November 1, 2010
LT Meeting
Attendees: Bill Michener, Rebecca Koskela, Dave Vieglais, Amber Budden, Bob Cook, Carol Tenopir, Trisha Cruse, John Kunze, Stephanie Hampton, John Cobb, Steve Kelling, Suzie Allard, Bruce Wilson, Todd Vision, Bertram Ludaescher
NSF Attendees at the AHM: Irene Lombardo, Mimi McClure
Block 1: NSF 18-month Review
Logistics
1. February 22-24
- Feb 22 -Joint presentation by Sayeed and Bill on DataNet vision, collaborations, etc.

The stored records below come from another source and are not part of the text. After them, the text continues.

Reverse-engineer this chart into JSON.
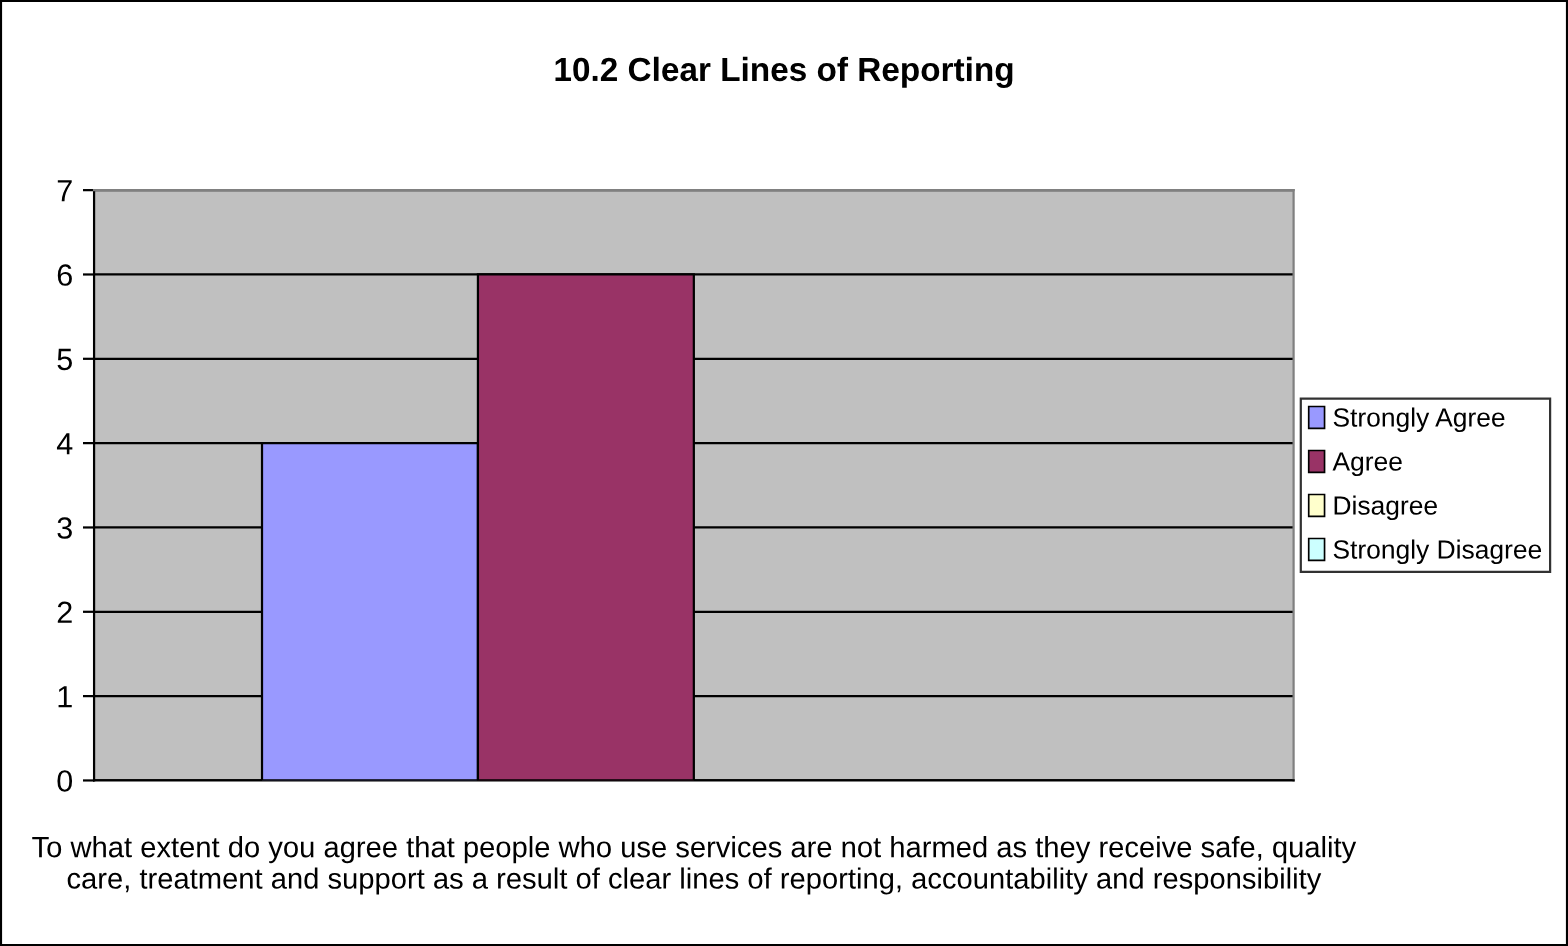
{
  "chart_data": {
    "type": "bar",
    "title": "10.2 Clear Lines of Reporting",
    "categories": [
      "To what extent do you agree that people who use services are not harmed as they receive safe, quality care, treatment and support as a result of clear lines of reporting, accountability and responsibility"
    ],
    "series": [
      {
        "name": "Strongly Agree",
        "color": "#9999ff",
        "values": [
          4
        ]
      },
      {
        "name": "Agree",
        "color": "#993366",
        "values": [
          6
        ]
      },
      {
        "name": "Disagree",
        "color": "#ffffcc",
        "values": [
          0
        ]
      },
      {
        "name": "Strongly Disagree",
        "color": "#ccffff",
        "values": [
          0
        ]
      }
    ],
    "ylim": [
      0,
      7
    ],
    "yticks": [
      0,
      1,
      2,
      3,
      4,
      5,
      6,
      7
    ],
    "grid": "y",
    "legend": "right"
  }
}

Data Conservancy review will follow
- Feb 23 - DataONE review
- Feb 24 - submit responses to any questions from panel received on Feb 23. Possible final joint presentation by Bill and Sayeed
2. Attendees: Bill, Rebecca,Amber,Dave, Carol, Bruce, Matt? Others by VTC?
3. Travel dates
- Feb 22 - meet for dinner and planning
- Feb 24 - afternoon
4. Lodging at Westin near NSF
5. Planning as part of EAB meeting and presentations there
John Cobb would also be availabe for the review (experience with OCI reviews)
Examples from TeraGrid:
2009 Annual Report: <http://www.teragridforum.org/mediawiki/images/c/c0/TeraGrid_Annual_Report_CY2009-FINAL2.pdf>
Presentations to the REview Committee by TG staff <http://www.teragridforum.org/mediawiki/images/b/b0/TG_Annual_Review_2009_Slides_%28PDFs%29.zip>
2009 review committe report on TG review <http://www.teragridforum.org/mediawiki/images/0/05/TGAR2009-Report.doc>
TG's response to 2009 review http://www.teragridforum.org/mediawiki/images/6/6c/TGAR2009-Response.pdf
Additional Planning:
Written report due before review, Feb 7
Mike Rippin (DC) & Rebecca (D1) are doing the table of contents for this report (due to NSF this
Thursday, Nov 4)
{get slides from Bill }
1. Executive Summary (5 pages, including relevant color picture)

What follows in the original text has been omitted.